Who can take price? Who can raise price? Who has to eat price?
Those are the three questions that have defined this reporting period and if the answer is that a company can raise price and still sell its wares, that's a company worth betting on.
I know after a day when Apple's (AAPL) stock has been absolutely crushed, just downright laid to waste, I know it seems a little ridiculous but no one took price this quarter better than this company.
How do I know this? Because the company reveals this kind of data right in its release. As we told members of Action Alerts PLUS this morning: "Apple's higher priced items sold better than what was expected as the average selling price compared favorably to the $751 price the Street was looking for and represents a $175 increase from just a year ago."
To look at the stock today is to think that they were losing money on every phone they sell. Of course, it's the opposite: they are coining money selling phones and making even more - in terms of gross profit on the services stream, which hit $9.9 billion for an increase of 5% sequentially and 17% year over year.

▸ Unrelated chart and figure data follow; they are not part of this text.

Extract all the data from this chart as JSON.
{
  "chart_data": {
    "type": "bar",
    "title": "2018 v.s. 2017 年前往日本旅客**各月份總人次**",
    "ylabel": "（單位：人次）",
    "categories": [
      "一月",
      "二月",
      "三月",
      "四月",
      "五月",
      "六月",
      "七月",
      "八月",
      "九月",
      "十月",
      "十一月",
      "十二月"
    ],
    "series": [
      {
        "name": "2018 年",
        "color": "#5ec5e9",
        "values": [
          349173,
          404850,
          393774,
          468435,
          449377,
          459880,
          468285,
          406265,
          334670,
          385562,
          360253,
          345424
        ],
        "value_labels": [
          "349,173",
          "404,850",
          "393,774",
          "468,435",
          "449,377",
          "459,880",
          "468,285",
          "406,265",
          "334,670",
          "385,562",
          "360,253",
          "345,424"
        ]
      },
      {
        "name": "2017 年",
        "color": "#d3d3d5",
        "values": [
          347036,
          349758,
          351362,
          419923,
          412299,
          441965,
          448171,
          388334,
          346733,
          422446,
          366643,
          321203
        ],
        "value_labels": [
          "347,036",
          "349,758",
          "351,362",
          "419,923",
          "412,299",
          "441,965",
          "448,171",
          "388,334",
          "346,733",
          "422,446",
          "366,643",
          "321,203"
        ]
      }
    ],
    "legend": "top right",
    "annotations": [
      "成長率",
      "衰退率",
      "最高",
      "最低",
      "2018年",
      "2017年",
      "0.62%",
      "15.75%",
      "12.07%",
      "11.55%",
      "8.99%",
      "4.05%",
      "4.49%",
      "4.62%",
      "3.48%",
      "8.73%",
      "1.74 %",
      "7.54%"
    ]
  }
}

I want to contrast that with a company that sells products that many now consider out of date or not in keeping with what gen x y an z want: Kraft Heinz. This is a company that stands for processed food and that makes it the enemy of the new consumer and it shows right in its report when it says, "pricing was down .9% percentage points, driven by increased promotional support." This company can't take much price that I can see and that's why its stock plummeted. I would argue that without a company to merge and cut costs, this one's just boxed into a corner, the corner of the store that no one goes to. Their saving grace is cheese whiz which goes on top of a Geno's cheese steak in Philly. Remember to ask for it like this: "Wid whiz" and tell 'em Cramer sent you.
Take Two (TTWO) can take price. It's Red Dead Redemption II. It sold $725 million of the video game this past weekend, and called it "the single biggest opening weekend in the history of entertainment."
But Kimberly (KMB) is having trouble taking price in its diaper business, being beaten to a pulp - pun intended by private label diapers, especially in China.
The quarter from Starbucks (SBUX) reveals it can still take price. In fact, the price of coffee seems downright elastic in this country for these guys and that's a big reason why its stock is flying. I don't think it's done either. And Facebook (FB) , for all the sturm and drang, has been able to take price because it reaches the so-called right demographic while newspapers and magazines forever have to discount.
So, you say, how important is this really if the stock of Apple, the largest company in the world, is getting obliterated despite the average selling price boost. Two reasons: one is a forecast that, because of timing issues of new phones made it so the future looks less bright than it really is. The other is because the company decided that with this quarter it's no longer giving out numbers of phones sold or any other product for that matter. You know my view of Apple, own it, don't trade it, but I agree that this decision was conveyed quite poorly because, when married with the timing issue, genuinely makes Apple look like it is worried about its own sales.
I like as much disclosure as possible but I do not blame Apple for not giving out those numbers. I regard Apple as the greatest consumer packaged goods company of our time and you don't see P&G's (PG) Gillette tell you how many razors or blades it has sold or Colgate (CL) giving you tubes of toothpaste numbers. They were ham-handed in the way they did it because it obscured a remarkable quarter but my advice now is to let the stock settle down and let those who do not believe Tim Cook's explanation to be as forthcoming as I believe it is. Oh and remember, if you sell it next week, its more than likely that some of it is going to go to Apple with the world's biggest buyback. If you can't handle the pain, leave the stock. But remember how many times those sales worked out for people. From the looks of where the stock's come from here's my answer: Never.
(This article has been updated from an earlier version.)